Der Ablauf in fünf Schritten
Damit es greifbar wird, hier ein typischer Anruf, von der ersten Sekunde bis zu dem Moment, in dem die Notiz bei dir ankommt:
- 1. Anruf kommt rein. Klingelt es bei dir, ohne dass jemand rangeht (auf der Baustelle, im Termin, nach Feierabend), übernimmt der Assistent. Du kannst auch festlegen, dass er nur dann anspringt, wenn nach einigen Tönen niemand abnimmt.
- 2. Begrüßung und Anliegen. Der Assistent meldet sich freundlich mit deinem Betriebsnamen, fragt nach dem Anliegen und hört zu. Er reagiert auf das, was gesagt wird, anders als eine starre Ansage, die immer denselben Text abspielt.
- 3. Wiederkehrende Fragen beantworten. Standardfragen wie Öffnungszeiten, Anfahrt oder „Macht ihr das überhaupt?\" kann der Assistent direkt beantworten, mit den Infos, die du vorher hinterlegt hast.
- 4. Notiz oder Termin anlegen. Der Assistent fasst zusammen: wer angerufen hat, worum es geht, wie dringend es ist und unter welcher Nummer die Person erreichbar ist. Bei Bedarf nimmt er auch einen Rückrufwunsch oder einen Terminwunsch auf.
- 5. Übergabe an deinen Betrieb. Die fertige Notiz landet bei dir als Nachricht oder als Eintrag in einer sortierten Liste.
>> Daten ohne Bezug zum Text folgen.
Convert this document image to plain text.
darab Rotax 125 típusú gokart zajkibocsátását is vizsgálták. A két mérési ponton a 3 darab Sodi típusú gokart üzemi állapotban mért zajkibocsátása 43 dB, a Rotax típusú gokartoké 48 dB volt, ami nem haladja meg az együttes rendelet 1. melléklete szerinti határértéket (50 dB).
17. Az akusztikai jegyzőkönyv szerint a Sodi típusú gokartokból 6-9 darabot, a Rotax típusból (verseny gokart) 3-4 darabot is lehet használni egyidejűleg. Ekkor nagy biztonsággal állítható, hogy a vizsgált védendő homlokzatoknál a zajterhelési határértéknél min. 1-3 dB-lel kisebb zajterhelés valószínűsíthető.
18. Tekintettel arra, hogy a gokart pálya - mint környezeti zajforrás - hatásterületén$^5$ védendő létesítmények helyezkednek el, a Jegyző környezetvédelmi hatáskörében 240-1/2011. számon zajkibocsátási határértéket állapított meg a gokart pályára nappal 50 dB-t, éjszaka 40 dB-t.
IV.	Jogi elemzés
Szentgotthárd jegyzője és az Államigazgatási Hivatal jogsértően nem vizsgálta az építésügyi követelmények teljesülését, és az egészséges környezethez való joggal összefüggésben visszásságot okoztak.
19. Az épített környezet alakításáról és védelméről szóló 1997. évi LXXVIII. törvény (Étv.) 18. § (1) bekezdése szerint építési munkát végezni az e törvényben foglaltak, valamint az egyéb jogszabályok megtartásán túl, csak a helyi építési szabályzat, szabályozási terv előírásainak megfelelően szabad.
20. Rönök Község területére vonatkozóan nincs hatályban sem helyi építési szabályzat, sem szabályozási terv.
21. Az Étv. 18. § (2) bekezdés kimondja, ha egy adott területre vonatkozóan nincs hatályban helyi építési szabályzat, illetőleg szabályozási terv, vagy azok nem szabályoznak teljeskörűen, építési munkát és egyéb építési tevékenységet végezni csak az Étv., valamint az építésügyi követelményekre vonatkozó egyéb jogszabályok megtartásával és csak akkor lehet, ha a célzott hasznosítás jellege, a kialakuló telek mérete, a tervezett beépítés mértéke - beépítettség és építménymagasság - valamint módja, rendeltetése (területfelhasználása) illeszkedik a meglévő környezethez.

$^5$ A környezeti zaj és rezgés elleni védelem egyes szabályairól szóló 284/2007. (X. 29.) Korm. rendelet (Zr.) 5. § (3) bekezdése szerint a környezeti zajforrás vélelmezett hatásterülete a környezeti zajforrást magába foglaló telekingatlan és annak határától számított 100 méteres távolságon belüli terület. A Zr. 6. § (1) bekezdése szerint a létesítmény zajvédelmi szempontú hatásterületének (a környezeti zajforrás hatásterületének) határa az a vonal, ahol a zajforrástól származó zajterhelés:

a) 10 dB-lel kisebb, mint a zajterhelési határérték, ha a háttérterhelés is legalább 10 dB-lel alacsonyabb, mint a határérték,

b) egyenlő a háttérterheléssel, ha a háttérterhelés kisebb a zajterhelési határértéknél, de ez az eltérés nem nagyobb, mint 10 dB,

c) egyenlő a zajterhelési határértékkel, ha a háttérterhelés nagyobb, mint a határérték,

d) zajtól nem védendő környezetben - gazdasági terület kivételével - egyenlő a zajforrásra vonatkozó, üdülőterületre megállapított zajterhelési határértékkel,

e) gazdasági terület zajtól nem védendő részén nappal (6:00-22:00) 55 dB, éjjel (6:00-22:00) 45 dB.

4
Statt einer vollen Mailbox bekommst du strukturierte Informationen, die du abarbeitest, wenn es dir passt.
Was den Unterschied zur klassischen Mailbox ausmacht
Eine Mailbox spielt eine feste Ansage ab und zeichnet auf. Du musst die Nachricht später abhören, dir Notizen machen und zurückrufen. Viele Anrufer mögen das nicht. Sie legen wortlos auf, statt auf ein Band zu sprechen. Ein KI-Anrufbeantworter führt stattdessen ein echtes Gespräch, stellt Rückfragen und übergibt dir ein sauberes Ergebnis. Den direkten Vergleich beider Wege, samt Anleitung, wie du die Rufumleitung von der Mailbox auf die KI umstellst, findest du unter KI-Telefonassistent vs. Mailbox. Den ganzen Hintergrund bis zur DSGVO liefert der Beitrag zum KI-Telefonassistenten und der DSGVO. Willst du gleich sehen, wie sich das für deinen eigenen Betrieb anfühlt, kannst du direkt KI-Anrufbeantworter für dein Unternehmen einrichten lassen.
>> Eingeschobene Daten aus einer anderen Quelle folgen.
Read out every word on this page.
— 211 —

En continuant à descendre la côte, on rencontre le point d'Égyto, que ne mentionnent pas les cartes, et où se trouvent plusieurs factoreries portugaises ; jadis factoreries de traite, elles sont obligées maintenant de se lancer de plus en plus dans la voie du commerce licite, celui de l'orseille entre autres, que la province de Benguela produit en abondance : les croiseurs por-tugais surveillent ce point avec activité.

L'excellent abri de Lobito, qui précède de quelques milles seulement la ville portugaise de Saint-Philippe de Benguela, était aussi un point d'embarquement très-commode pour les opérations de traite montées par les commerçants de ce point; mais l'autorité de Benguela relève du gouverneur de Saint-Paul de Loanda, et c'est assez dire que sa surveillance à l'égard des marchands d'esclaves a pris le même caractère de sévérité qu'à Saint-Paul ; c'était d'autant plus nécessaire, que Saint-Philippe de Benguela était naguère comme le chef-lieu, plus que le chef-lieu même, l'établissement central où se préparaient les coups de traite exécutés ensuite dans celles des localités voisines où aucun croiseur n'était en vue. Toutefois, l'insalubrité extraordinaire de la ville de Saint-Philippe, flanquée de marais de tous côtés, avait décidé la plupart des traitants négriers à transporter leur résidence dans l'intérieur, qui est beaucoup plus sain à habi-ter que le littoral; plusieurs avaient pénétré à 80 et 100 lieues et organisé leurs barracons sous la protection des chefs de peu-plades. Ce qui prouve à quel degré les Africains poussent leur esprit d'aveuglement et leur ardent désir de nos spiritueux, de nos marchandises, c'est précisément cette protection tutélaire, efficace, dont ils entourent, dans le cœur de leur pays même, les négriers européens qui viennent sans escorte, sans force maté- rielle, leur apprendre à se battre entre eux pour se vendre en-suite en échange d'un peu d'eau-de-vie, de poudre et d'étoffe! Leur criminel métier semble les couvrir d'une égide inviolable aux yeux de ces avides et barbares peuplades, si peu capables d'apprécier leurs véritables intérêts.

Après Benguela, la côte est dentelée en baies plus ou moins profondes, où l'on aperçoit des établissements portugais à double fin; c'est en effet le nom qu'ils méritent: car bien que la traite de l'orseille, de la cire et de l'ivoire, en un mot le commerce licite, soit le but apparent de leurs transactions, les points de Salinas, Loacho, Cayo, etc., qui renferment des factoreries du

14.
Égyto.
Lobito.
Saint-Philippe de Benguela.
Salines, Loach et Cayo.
„Wie kann ich mit KI einen Anrufbeantworter erstellen?\"
Diese Frage taucht oft auf. Die gute Nachricht: Du musst nichts programmieren und keine neue Telefonanlage kaufen. In der Praxis entscheidest du drei Dinge: wie sich der Assistent meldet, welche Fragen er beantworten soll und was mit den Notizen passiert. Die technische Einrichtung, also die Anbindung an deine bestehende Rufnummer, die Gesprächsführung und die Weitergabe der Anliegen, übernehmen wir komplett. Du hörst vorab rein und gibst frei, bevor der Assistent zum ersten Mal rangeht.
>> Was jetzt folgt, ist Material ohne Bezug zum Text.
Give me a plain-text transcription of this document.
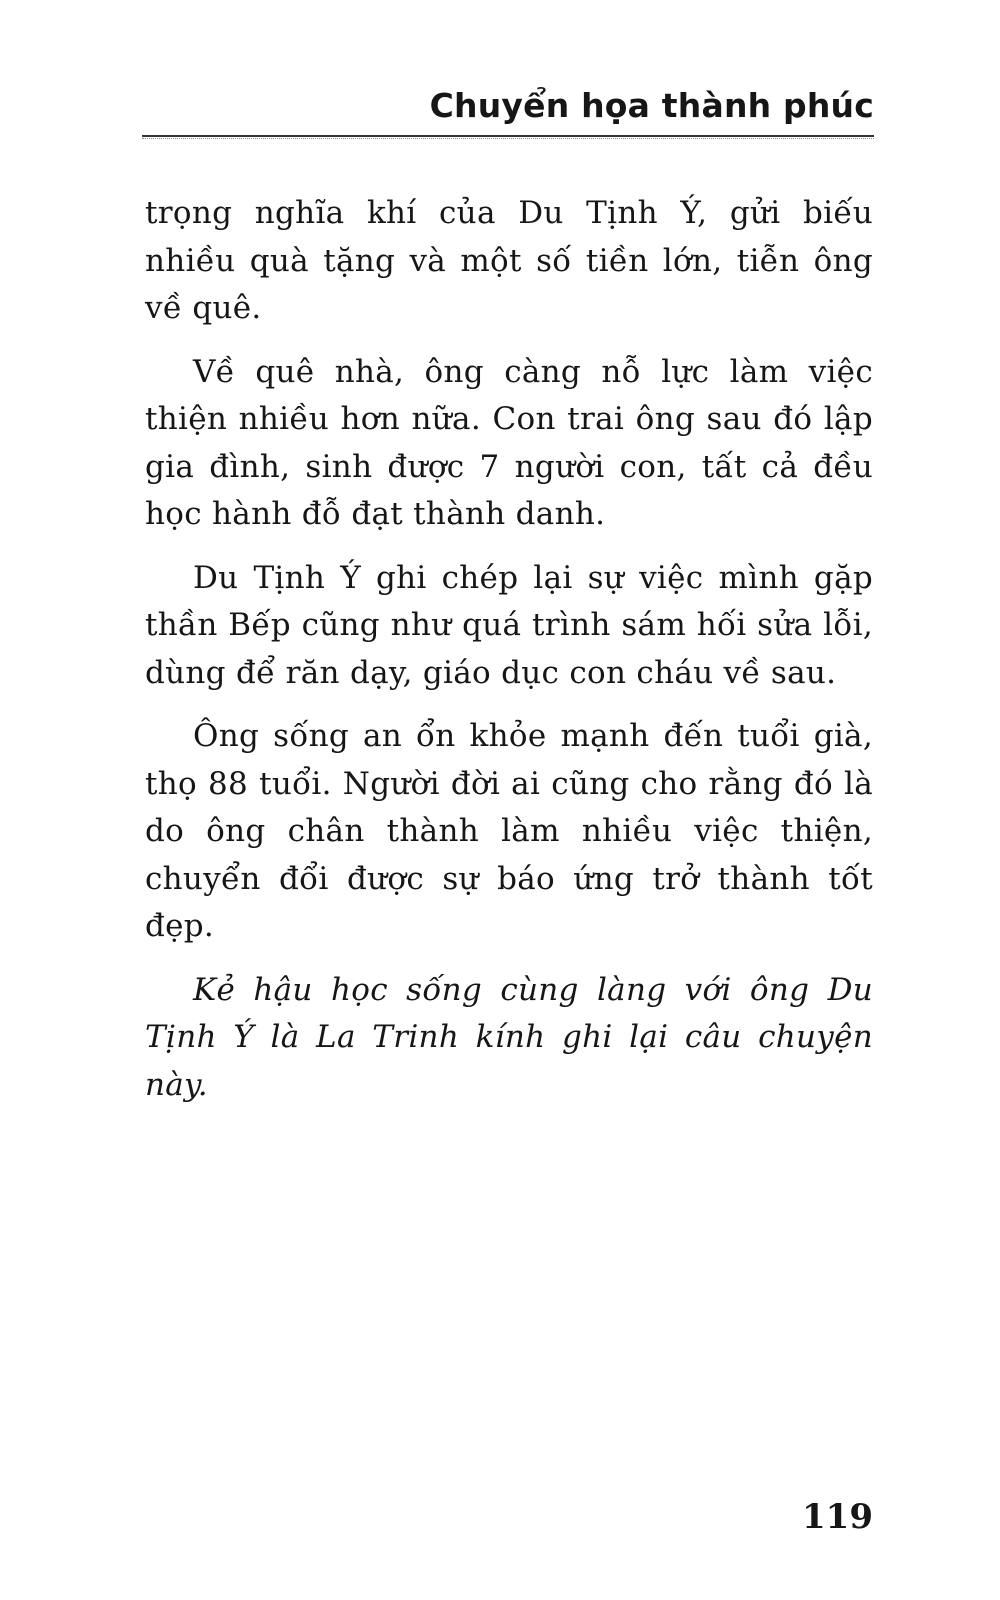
Chuyển họa thành phúc

trọng nghĩa khí của Du Tịnh Ý, gửi biếu nhiều quà tặng và một số tiền lớn, tiễn ông về quê.

Về quê nhà, ông càng nỗ lực làm việc thiện nhiều hơn nữa. Con trai ông sau đó lập gia đình, sinh được 7 người con, tất cả đều học hành đỗ đạt thành danh.

Du Tịnh Ý ghi chép lại sự việc mình gặp thần Bếp cũng như quá trình sám hối sửa lỗi, dùng để răn dạy, giáo dục con cháu về sau.

Ông sống an ổn khỏe mạnh đến tuổi già, thọ 88 tuổi. Người đời ai cũng cho rằng đó là do ông chân thành làm nhiều việc thiện, chuyển đổi được sự báo ứng trở thành tốt đẹp.

Kẻ hậu học sống cùng làng với ông Du Tịnh Ý là La Trinh kính ghi lại câu chuyện này.

119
Wichtig zu wissen: Der Assistent ersetzt niemanden. Er fängt das Dauerklingeln ab, damit du und dein Team den Kopf frei haben. Wie sich das von einem klassischen Telefonservice mit Menschen am Hörer unterscheidet, zeigt die Seite zum Telefonservice mit KI.
Für wen sich das lohnt
Besonders praktisch ist ein KI-Anrufbeantworter für Betriebe, bei denen die Hände woanders gebraucht werden als am Telefon: im Handwerk, im Außendienst oder überall dort, wo Anrufe sonst auf der Mailbox landen. Wie das im Handwerksalltag aussieht, zeigen wir am Beispiel verpasster Anrufe im Handwerk. Den Gründer von titanspear.ai verbindet damit einiges: Er kommt selbst aus dem Handwerk, vom Schreinermeister-Betrieb des Vaters bis zur eigenen Zeit als Kundendiensttechniker. Die Frustration, das Telefon nicht erreichen zu können, kennt er aus erster Hand.